Well, that would have to be true. It is true for any two categories of expenditure. (Recall “guns vs. butter”?) That is not an argument against healthcare spending, or against government as a source of healthcare spending. It is simply an observation that all spending decisions take place in the context of a competition among global budgeting priorities.
Putting $1 of tax funds into the public health insurance system effectively channels between $0.23 and $0.26 toward the lowest income quintile people, and about $0.50 to the bottom two income quintiles. Finally, a review of the literature across the OECD suggests that the progressivity of financing of the health insurance system has limited implications for overall income inequality, particularly over time.
As she notes, the former sentence implies that government-funded healthcare provision is “modestly redistributive”, in the progressive direction – which is a good thing. The second sentence merely implies that healthcare expenditures, while progressive in terms of the distribution of healthcare resources per se, are not a mechanism for overall income redistribution – which is hardly surprising, because they are in general not meant to be. For those who seek redistributive economic policies, this means only that healthcare stands aloof from any such goals; for those who oppose them, this means that they have no grounds for opposing publicly-funded healthcare out of fear of its possible contribution to the collapse of class barriers. These also are good things.
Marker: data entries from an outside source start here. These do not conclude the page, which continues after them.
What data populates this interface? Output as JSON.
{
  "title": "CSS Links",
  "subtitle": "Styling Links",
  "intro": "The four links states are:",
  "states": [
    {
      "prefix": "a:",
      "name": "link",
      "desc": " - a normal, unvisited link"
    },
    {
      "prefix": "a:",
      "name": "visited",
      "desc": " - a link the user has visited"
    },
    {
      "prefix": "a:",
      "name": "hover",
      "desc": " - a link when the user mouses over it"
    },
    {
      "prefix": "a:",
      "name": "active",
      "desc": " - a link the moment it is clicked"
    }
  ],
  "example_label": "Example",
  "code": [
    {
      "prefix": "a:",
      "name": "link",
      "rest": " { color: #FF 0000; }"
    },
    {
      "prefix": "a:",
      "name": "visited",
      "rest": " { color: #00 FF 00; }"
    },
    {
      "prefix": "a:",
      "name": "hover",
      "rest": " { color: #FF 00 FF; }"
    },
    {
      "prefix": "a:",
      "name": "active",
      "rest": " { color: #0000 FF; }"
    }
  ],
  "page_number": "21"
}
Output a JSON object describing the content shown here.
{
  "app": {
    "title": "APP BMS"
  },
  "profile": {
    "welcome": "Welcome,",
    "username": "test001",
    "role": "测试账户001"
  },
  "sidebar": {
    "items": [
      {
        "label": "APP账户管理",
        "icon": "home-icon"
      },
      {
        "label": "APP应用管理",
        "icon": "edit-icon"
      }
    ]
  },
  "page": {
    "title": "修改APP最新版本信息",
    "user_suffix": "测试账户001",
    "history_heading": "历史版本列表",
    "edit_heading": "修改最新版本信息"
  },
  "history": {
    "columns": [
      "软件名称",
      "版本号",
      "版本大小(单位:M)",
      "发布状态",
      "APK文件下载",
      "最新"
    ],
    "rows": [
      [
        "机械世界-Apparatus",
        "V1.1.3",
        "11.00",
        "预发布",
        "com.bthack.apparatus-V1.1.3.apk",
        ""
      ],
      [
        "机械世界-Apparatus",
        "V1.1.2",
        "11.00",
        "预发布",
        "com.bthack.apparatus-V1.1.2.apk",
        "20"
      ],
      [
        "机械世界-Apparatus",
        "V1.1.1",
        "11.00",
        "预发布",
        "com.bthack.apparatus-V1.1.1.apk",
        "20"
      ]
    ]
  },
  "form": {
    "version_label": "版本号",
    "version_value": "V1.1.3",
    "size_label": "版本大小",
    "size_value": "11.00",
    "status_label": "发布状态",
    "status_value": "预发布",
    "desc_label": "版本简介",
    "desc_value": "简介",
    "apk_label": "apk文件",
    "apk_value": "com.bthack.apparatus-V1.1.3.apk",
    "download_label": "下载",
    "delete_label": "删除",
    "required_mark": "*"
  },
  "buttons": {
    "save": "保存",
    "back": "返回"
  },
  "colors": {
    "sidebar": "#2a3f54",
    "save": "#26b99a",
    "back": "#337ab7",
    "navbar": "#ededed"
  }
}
Is the individual market even insurance? Insurance is the pooling of risk. (Or is my understanding and definition too simplistic?) Can an individual form a pool? Some may say compare individual insurance to auto insurance. But state mandate that every car owner have insurance. Therefore costs and risks should fall on a per capita basis because they are spread over de facto pools of drivers and further segmented by neighborhoods, age groups and vehicle types. Do so-called individual health insurance polices work in a similar fashion?
“the efficiency of operation of the health care system itself appears to depend much more on how providers are paid and how the delivery of care is organized than on the method used to raise the funds”
and
“In other words, as I’ve stressed before, the health care cost problem comes from immediate suppliers, namely doctors and hospitals, and not from health insurance companies.”
“how providers are paid” and “how delivery of care is organized” are bother based upon what insurance will cover which is based upon what medical coders code for what care providers provide based on what insurance will cover. insurance runs the business.